Election highlights our collective responsibility
Democratic process should go on without interference
THIS ELECTION is unprecedented in many ways: our country is still in the grips of a pandemic; millions of Americans are voting early and by mail for the first time; and Election Day comes on the heels of a rushed Supreme Court nomination.
More than any other in recent memory, this election highlights our collective responsibility to ensure the democratic process unfolds without interruption or interference.
From training hundreds of poll monitors to making sure voters know their rights, the ACLU of Massachusetts and allied civil rights groups are working to ensure the will of the people guides this electoral process. We, the people, have the power; the more of us who vote, the more sound our democracy. All voters, whether they choose to vote in person or by mail, should make a plan ahead of time. Those who can vote early should, to help shorten lines at polling stations. But above all, everyone who is eligible to vote should do so.
Massachusetts elected leaders have a special role to play this election, too, and must do all they can to ensure a safe and secure election.
Similarly, Attorney General Maura Healey showed great leadership when she strongly condemned voter intimidation, making clear that her office will not tolerate any attempt to interfere with people exercising their right to vote. Likewise, after a Boston ballot box was set on fire, Mayor Marty Walsh responded quickly and firmly. Other state and local leaders should follow suit. While there’s not a history of violence or intimidation at the polls in Massachusetts, elected officials must clearly—and publicly—commit to protecting the right to vote.
In addition to ensuring that every eligible voter can vote, we want to ensure that every vote is counted. To this end, Massachusetts elected leaders should provide public reassurances that the election is not over until every eligible voter’s ballot is counted. With a surge of mail-in ballots in Massachusetts and nationwide, we will not have final results on election night—and that’s okay. It doesn’t mean the system is broken; indeed, a lag in results is a good sign that the process is working as it’s supposed to. More mail-in ballots means more time spent counting because these ballots take longer to process. Here in Massachusetts, ballots mailed by November 3 will be counted if received by November 6.

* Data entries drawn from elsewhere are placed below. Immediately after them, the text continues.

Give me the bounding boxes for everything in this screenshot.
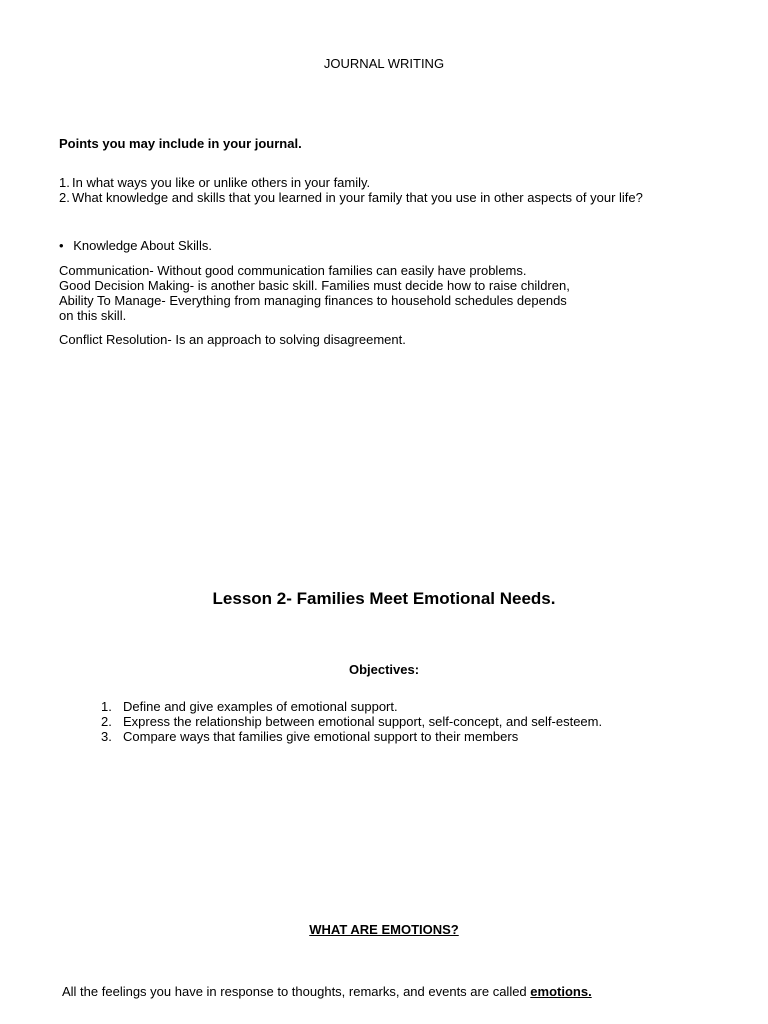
list-item — [59, 175, 643, 190]
conflict-resolution-line: Conflict Resolution- Is an approach to solving disagreement. — [59, 332, 406, 347]
list-item-text: In what ways you like or unlike others in your family. — [72, 175, 371, 190]
list-number: 3. — [101, 729, 112, 744]
list-item — [101, 714, 602, 729]
bullet-icon: • — [59, 238, 64, 253]
list-item — [101, 729, 602, 744]
objectives-list — [101, 699, 602, 744]
journal-points-list — [59, 175, 643, 205]
list-number: 1. — [59, 175, 70, 190]
emotions-term: emotions. — [530, 984, 592, 999]
journal-heading: Points you may include in your journal. — [59, 136, 302, 151]
objectives-heading: Objectives: — [348, 662, 420, 677]
lesson-title: Lesson 2- Families Meet Emotional Needs. — [212, 589, 556, 608]
document-title: JOURNAL WRITING — [323, 56, 445, 71]
skill-line: Good Decision Making- is another basic skill. Families must decide how to raise children, — [59, 278, 570, 293]
objective-text: Compare ways that families give emotional support to their members — [123, 729, 519, 744]
bullet-text: Knowledge About Skills. — [73, 238, 212, 253]
list-item — [59, 190, 643, 205]
skill-line: Communication- Without good communication families can easily have problems. — [59, 263, 527, 278]
skill-line: Ability To Manage- Everything from managing finances to household schedules depends — [59, 293, 567, 308]
list-item-text: What knowledge and skills that you learned in your family that you use in other aspects of your life? — [72, 190, 643, 205]
skills-paragraph — [59, 263, 570, 323]
list-number: 2. — [59, 190, 70, 205]
list-number: 1. — [101, 699, 112, 714]
list-number: 2. — [101, 714, 112, 729]
skill-line: on this skill. — [59, 308, 127, 323]
list-item — [101, 699, 602, 714]
objective-text: Express the relationship between emotional support, self-concept, and self-esteem. — [123, 714, 603, 729]
objective-text: Define and give examples of emotional support. — [123, 699, 398, 714]
emotions-heading: WHAT ARE EMOTIONS? — [309, 922, 459, 937]
emotions-sentence: All the feelings you have in response to thoughts, remarks, and events are called — [62, 984, 531, 999]
bullet-item — [59, 238, 212, 253]
emotions-definition — [62, 984, 592, 999]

Announcing a winner too soon is both inaccurate and dangerous; conflicting reports of election results undermine election integrity and chip away at voters’ trust in the process. It’s important we all temper our expectations and prepare for an extended election process. Our state and local leaders can help set these expectations—and should do so before, during, and after Election Day.
Massachusetts elected leaders also should publicly speak out against anti-democratic actions by elected officials here and in other states, who threaten to interfere with voting, counting all ballots, or the results of the election. That includes dismissing any premature claims of victory, and again assuring Massachusetts residents that voters—not candidates or pundits—decide the winner.
No matter what happens on election night, people will likely take to the streets to celebrate or protest. Regardless of the election outcome, law enforcement must protect the right to protest and peacefully assemble. Unfortunately, some police have responded to recent protests with tear gas, pepper spray, and baton strikes on peaceful political protesters. Responding to peaceful political demonstrations with violence is antithetical to law enforcement’s duty to protect the public and to keep peace. Mayors and police commissioners should exercise leadership to stop this recent pattern of violent and counter-productive conduct toward political protesters.Finally, Massachusetts officials must not assist federal law enforcement in any effort to undermine the right to protest or peacefully assemble. In the last several months, federal agents have spread fear and panic in communities across the country, and relentlessly attacked people simply exercising their First Amendment right to protest. State and local law enforcement should make clear that abuses like those seen in Portland, OR, Kenosha, WI and Washington D.C., have no place here in Massachusetts or anywhere else. Local law enforcement should reject any militarized federal response to peaceful protests in the Commonwealth, and block any information sharing with federal officials about protests or protesters in our state.
Every voter’s voice deserves to be heard. Massachusetts, let’s prepare for an extended election process to make sure that happens. Our democracy depends on it.